A Shepherd’s Message: He is Risen! Happy Easter!

April 8, 2012


In Chapter five of the Gospel of St. John, on a Sabbath at the Sheep Pool Gate of the Jerusalem Temple, Jesus heals a man who was paralyzed for 38 years. The timing, place and particularity of the healing are precise. But the miracle becomes still another “sign” of the universal import of the words and deeds of Jesus. Indeed, some object to Jesus’ healing on the weekly day of rest. Jesus gives an enigmatic response: “My Father is working still and I am working.” What does Jesus mean?

The Father’s loving plan is always in action; the Beloved Son interprets the work of the Father and does whatever the Father asks, for “He and I are one.” The great masterpiece of self-giving love and of emptying out for paralyzed human beings is the work of the Cross and the Resurrection of Jesus Christ. Every fiber of Jesus is loving obedience. In His voluntary passion and death and, yes, even in His burial, Jesus has carried the sins of all and made their death His own.

Though all earthly work of Christ seems to stop in His death on the Cross and in His burial in the tomb, the Father still goes on working – and so does the Son. In death, His side receives the wound of the soldier and blood and water pour out, already interpreted in the early Church as the beginning of the Sacraments of Baptism and Eucharist. In the grave, Christ enters into the absence of burial, an absence lived now by some who, though physically alive, seem to be walking and living a death, an absence of grace-filled life.

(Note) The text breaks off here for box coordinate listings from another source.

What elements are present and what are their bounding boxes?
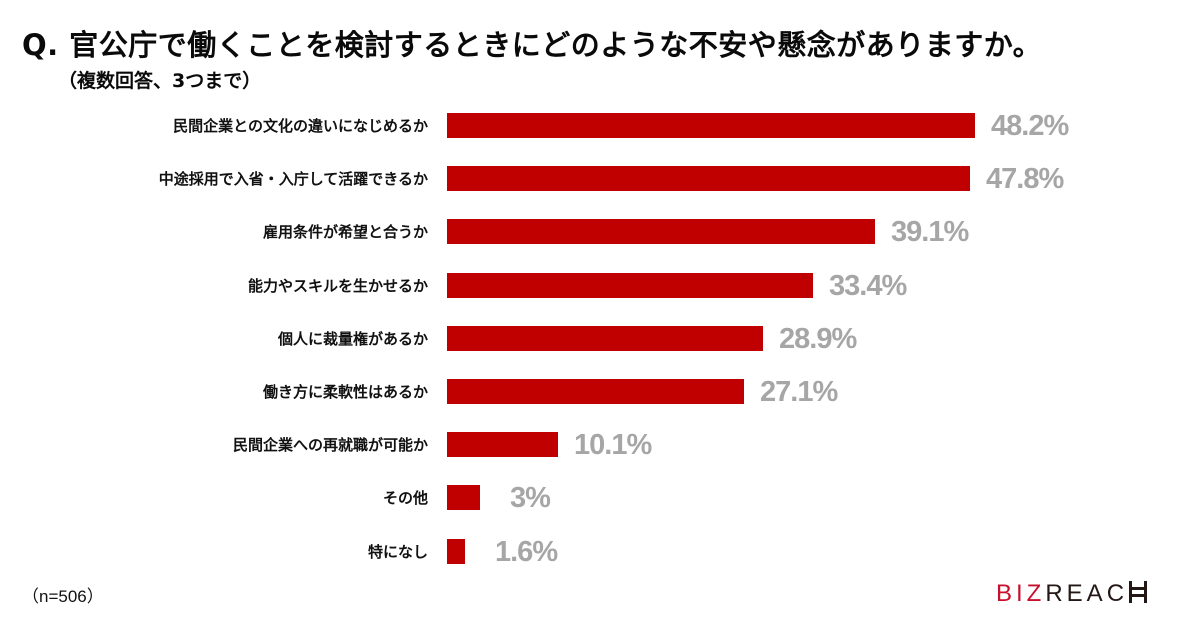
category-label: 雇用条件が希望と合うか: [262, 223, 428, 242]
value-label: 39.1%: [891, 216, 969, 249]
category-label: 特になし: [367, 542, 428, 561]
bar: [447, 219, 875, 245]
bar: [447, 432, 558, 458]
bar: [447, 113, 975, 138]
value-label: 1.6%: [495, 535, 558, 568]
bar: [447, 166, 970, 192]
chart-row: 中途採用で入省・入庁して活躍できるか 47.8%: [0, 163, 1200, 196]
sample-size-note: （n=506）: [22, 587, 104, 606]
bar: [447, 272, 813, 298]
chart-row: 個人に裁量権があるか 28.9%: [0, 322, 1200, 355]
bar: [447, 379, 744, 404]
category-label: 能力やスキルを生かせるか: [247, 276, 428, 295]
chart-row: 能力やスキルを生かせるか 33.4%: [0, 269, 1200, 302]
chart-row: その他 3%: [0, 482, 1200, 515]
bar: [447, 485, 480, 511]
chart-row: 雇用条件が希望と合うか 39.1%: [0, 216, 1200, 249]
logo-h-mark-icon: [1129, 581, 1148, 603]
value-label: 3%: [510, 482, 551, 515]
category-label: 個人に裁量権があるか: [277, 329, 428, 348]
bar: [447, 538, 465, 564]
category-label: 民間企業との文化の違いになじめるか: [173, 117, 428, 135]
value-label: 48.2%: [991, 110, 1069, 142]
value-label: 28.9%: [779, 322, 857, 355]
category-label: 中途採用で入省・入庁して活躍できるか: [158, 170, 428, 189]
chart-row: 働き方に柔軟性はあるか 27.1%: [0, 376, 1200, 408]
logo-biz-text: BIZ: [996, 580, 1046, 607]
logo-reach-text: REAC: [1045, 580, 1129, 607]
category-label: 民間企業への再就職が可能か: [232, 436, 428, 455]
chart-title: Q. 官公庁で働くことを検討するときにどのような不安や懸念がありますか。: [22, 28, 1043, 62]
chart-row: 民間企業との文化の違いになじめるか 48.2%: [0, 110, 1200, 142]
chart-row: 特になし 1.6%: [0, 535, 1200, 568]
value-label: 33.4%: [829, 269, 907, 302]
category-label: その他: [382, 489, 428, 508]
value-label: 10.1%: [574, 429, 652, 462]
chart-subtitle: （複数回答、3つまで）: [58, 70, 262, 92]
bar: [447, 325, 763, 351]
bizreach-logo: BIZREAC: [996, 580, 1148, 608]
value-label: 47.8%: [986, 163, 1064, 196]
chart-row: 民間企業への再就職が可能か 10.1%: [0, 429, 1200, 462]
value-label: 27.1%: [760, 376, 838, 408]
category-label: 働き方に柔軟性はあるか: [262, 383, 428, 401]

Jesus Christ took on everything that was ours and was sinful and death-dealing, most especially the malice and hatred of God that is at the root of every sin, great or small. He disarmed that hatred by love. The grave could not hold Him.

The event of the Resurrection cannot be described, its silent energy being totally unique. The Gospels recount two dimensions of the Resurrection: the empty tomb and the appearances of the risen Jesus to Peter and the twelve; to Mary Magdalene and the myrrh-bearing women; and to other disciples. He does not appear to those witnesses as though absent and making some occasional appearances. He IS and allows Himself to be seen, as He encourages their faith and their faith grows in understanding.

His Risen Body always bears the marks of His passion, for it is the “same” body that walked the roads of Galilee; yet Christ’s risen body is different, for it has become a source of life and has not “returned” to this life but has entered a new dimension of genuine “Life”: life with His Father. Both He and the Father “keep on working” to encounter women and men and bring them together as the Church. You cannot meet the Risen Jesus – in Word, in Sacrament, in “others” – without wanting to share His message and His Life. He transforms you and such joy compels sharing and common living in grace.

The Resurrection of Jesus Christ happened, but it is not past. It happened “once for all” and continues to work in our midst. The “hour” of Jesus, His death and resurrection, has come and we are in it! The event of His new life abides and remains. He and the Father keep working through the Holy Spirit. As the great inspired text of the Letter to the Hebrews puts it in referring to Christ bringing the sacrifice of Himself back to the Father: “Here I am and the children you have given me.” Every paralysis of soul has been healed and watered by the action of the Word Made Flesh in saving us from the permanence of the absence called death. He is Risen! Happy Easter!